Cable has surrendered to Stryfe and is being tormented as his prisoner 2000 years in the future. In the present, the X-Force focuses their efforts and frustrations on rescuing this new version of their old friend.
Suggestion: Ed Brisson should have Stryfe victorious over Cable. The team exits this book or exists as back-up fodder and Stryfe’s mission and his MLF become the sole focus of everything going forward. Following this, Brisson is given Adam X, Exodus, Skids and Rusty Collins, Reignfire, Gideon, Six-Pack, and any other X-Force staple of the initial run so he can have his way with them and do for these properties what Grant Morrison did for Animal Man.
Okay, maybe the Grant Morrison comparison is me getting a little carried away. But damn if in two issues Brisson hasn’t made such a compelling character out of Stryfe. Last issue he gave him a sympathetic backstory of sorts. This issue, he fills his lines with badassery and some hard to argue points.

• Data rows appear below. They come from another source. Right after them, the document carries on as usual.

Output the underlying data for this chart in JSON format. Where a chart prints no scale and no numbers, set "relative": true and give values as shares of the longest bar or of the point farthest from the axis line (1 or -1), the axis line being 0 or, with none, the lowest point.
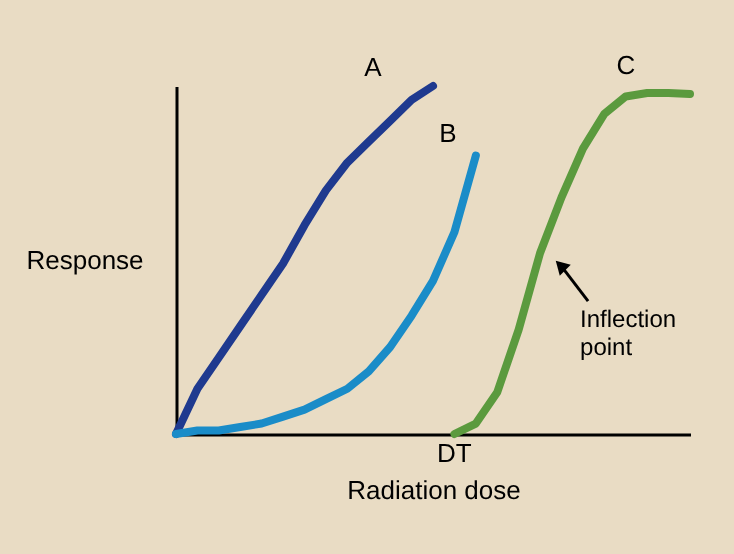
{
  "chart_data": {
    "type": "line",
    "relative": true,
    "xlabel": "Radiation dose",
    "ylabel": "Response",
    "categories": [
      null,
      null,
      null,
      null,
      null,
      null,
      null,
      null,
      null,
      null,
      null,
      null,
      null,
      null,
      null,
      null,
      null,
      null,
      null,
      null,
      null,
      null,
      null,
      null,
      null
    ],
    "series": [
      {
        "name": "A",
        "color": "#1f3a8f",
        "values": [
          0,
          0.13,
          0.22,
          0.31,
          0.4,
          0.49,
          0.6,
          0.7,
          0.78,
          0.84,
          0.9,
          0.96,
          1.0,
          null,
          null,
          null,
          null,
          null,
          null,
          null,
          null,
          null,
          null,
          null,
          null
        ]
      },
      {
        "name": "B",
        "color": "#1a8cc8",
        "values": [
          0,
          0.01,
          0.01,
          0.02,
          0.03,
          0.05,
          0.07,
          0.1,
          0.13,
          0.18,
          0.25,
          0.34,
          0.44,
          0.58,
          0.8,
          null,
          null,
          null,
          null,
          null,
          null,
          null,
          null,
          null,
          null
        ]
      },
      {
        "name": "C",
        "color": "#5b9a3e",
        "values": [
          null,
          null,
          null,
          null,
          null,
          null,
          null,
          null,
          null,
          null,
          null,
          null,
          null,
          0,
          0.03,
          0.12,
          0.3,
          0.52,
          0.68,
          0.82,
          0.92,
          0.97,
          0.98,
          0.98,
          0.977
        ]
      }
    ],
    "annotations": [
      "DT",
      "Inflection point"
    ],
    "legend": false,
    "grid": false,
    "marker": "none",
    "line_style": "solid"
  }
}
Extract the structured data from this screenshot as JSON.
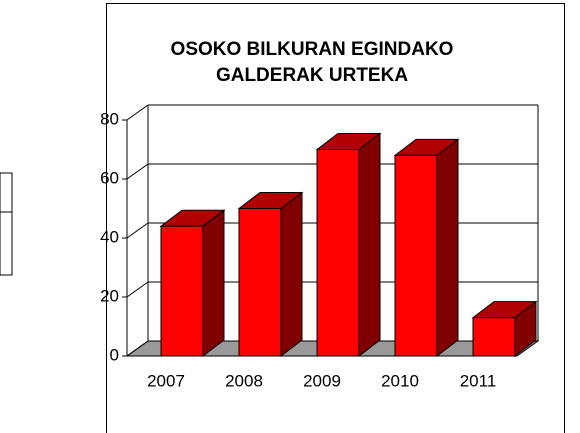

Look for Quentin Quire to start wearing a “STRYFE IS THE REAL NATHAN SUMMERS” t-shirt any day now. Hell, I might get one myself.
Dylan Burnett joins Damien Couceiro on art this issue. Despite my allergies to multiple artists on one book, it really seems like that is this year’s unavoidable trend here, and it seems at least that they have divided up art duties by character focus.

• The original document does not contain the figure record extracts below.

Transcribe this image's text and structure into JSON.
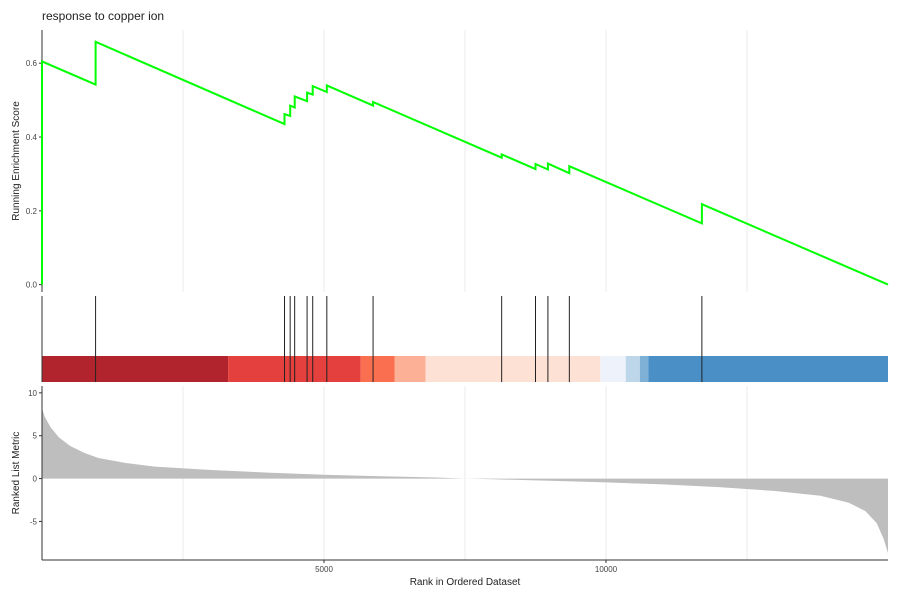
{
  "chart_data": {
    "type": "line",
    "title": "response to copper ion",
    "xlabel": "Rank in Ordered Dataset",
    "xlim": [
      0,
      15000
    ],
    "x_ticks": [
      5000,
      10000
    ],
    "grid": "vertical",
    "running_score": {
      "ylabel": "Running Enrichment Score",
      "ylim": [
        -0.02,
        0.69
      ],
      "y_ticks": [
        0.0,
        0.2,
        0.4,
        0.6
      ],
      "y_tick_labels": [
        "0.0",
        "0.2",
        "0.4",
        "0.6"
      ],
      "color": "#00ff00",
      "points": [
        [
          0,
          0.0
        ],
        [
          0,
          0.605
        ],
        [
          950,
          0.542
        ],
        [
          950,
          0.658
        ],
        [
          4300,
          0.435
        ],
        [
          4300,
          0.462
        ],
        [
          4400,
          0.457
        ],
        [
          4400,
          0.485
        ],
        [
          4480,
          0.48
        ],
        [
          4480,
          0.51
        ],
        [
          4700,
          0.497
        ],
        [
          4700,
          0.52
        ],
        [
          4800,
          0.515
        ],
        [
          4800,
          0.538
        ],
        [
          5050,
          0.522
        ],
        [
          5050,
          0.54
        ],
        [
          5870,
          0.485
        ],
        [
          5870,
          0.495
        ],
        [
          8150,
          0.344
        ],
        [
          8150,
          0.353
        ],
        [
          8750,
          0.313
        ],
        [
          8750,
          0.327
        ],
        [
          8970,
          0.312
        ],
        [
          8970,
          0.328
        ],
        [
          9350,
          0.302
        ],
        [
          9350,
          0.321
        ],
        [
          11700,
          0.166
        ],
        [
          11700,
          0.218
        ],
        [
          15000,
          0.0
        ]
      ]
    },
    "gene_hits": [
      0,
      950,
      4300,
      4400,
      4480,
      4700,
      4800,
      5050,
      5870,
      8150,
      8750,
      8970,
      9350,
      11700
    ],
    "color_band": [
      {
        "start": 0,
        "end": 3300,
        "color": "#b2242d"
      },
      {
        "start": 3300,
        "end": 5650,
        "color": "#e4403d"
      },
      {
        "start": 5650,
        "end": 6250,
        "color": "#fb6f51"
      },
      {
        "start": 6250,
        "end": 6800,
        "color": "#fcb095"
      },
      {
        "start": 6800,
        "end": 9900,
        "color": "#fee1d5"
      },
      {
        "start": 9900,
        "end": 10350,
        "color": "#eef3fb"
      },
      {
        "start": 10350,
        "end": 10600,
        "color": "#bdd6ea"
      },
      {
        "start": 10600,
        "end": 10750,
        "color": "#7fb0d6"
      },
      {
        "start": 10750,
        "end": 15000,
        "color": "#4a90c6"
      }
    ],
    "ranked_metric": {
      "ylabel": "Ranked List Metric",
      "ylim": [
        -9.5,
        10.8
      ],
      "y_ticks": [
        -5,
        0,
        5,
        10
      ],
      "y_tick_labels": [
        "-5",
        "0",
        "5",
        "10"
      ],
      "color": "#bebebe",
      "curve": [
        [
          0,
          8.2
        ],
        [
          50,
          7.2
        ],
        [
          150,
          6.0
        ],
        [
          300,
          4.8
        ],
        [
          500,
          3.8
        ],
        [
          750,
          3.0
        ],
        [
          1000,
          2.4
        ],
        [
          1500,
          1.8
        ],
        [
          2000,
          1.4
        ],
        [
          3000,
          1.0
        ],
        [
          4000,
          0.7
        ],
        [
          5000,
          0.45
        ],
        [
          6000,
          0.28
        ],
        [
          7000,
          0.12
        ],
        [
          7500,
          0.0
        ],
        [
          8000,
          -0.08
        ],
        [
          9000,
          -0.25
        ],
        [
          10000,
          -0.45
        ],
        [
          11000,
          -0.68
        ],
        [
          12000,
          -1.0
        ],
        [
          13000,
          -1.45
        ],
        [
          13800,
          -2.0
        ],
        [
          14300,
          -2.8
        ],
        [
          14600,
          -3.8
        ],
        [
          14800,
          -5.2
        ],
        [
          14920,
          -7.0
        ],
        [
          15000,
          -8.7
        ]
      ]
    }
  }
}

While I care less for a style that leans more toward cartoony, Burnett’s work complements the effort on characterization here and his settings are packed with detail. This world feels grimy, lived in, and reflective of the harsh times the characters exist in. The layouts are thoughtful and, again, something previous versions of this property lacked. Overall the art is like a marriage of the spirit of ’90s X-Force penciled with modern sensibilities and an indie lean.
X-Force was always intended to be Cable’s guerrilla version of the New Mutants grown up and Stryfe’s future is, of course, a damaged and dystopian one, so in this respect, the art is also very befitting of that.
Jesus Arburtov clearly gets this as well, and he washes the scenery in murkiness, cold isolating tones, and visual flair when expressing power or when the special effects call for it.
The only thing this issue seems to lack is the common B-plot or interlude that books of this period used to randomly drop in (and sometimes never pay off) but this is more of a general observation than a real gripe.
Ed Brisson continues to build a solid foundation for the type of X-writer he is: a talented and creative individual who can give you fan service and something new with more polish than a pair of ’90s shoulder pads. He focuses on character as much as plot and doesn’t skimp on action resulting in a near-complete read. Backed by moody art with distinctive character design, this is the kind of comic the original X-Force should have strived to be.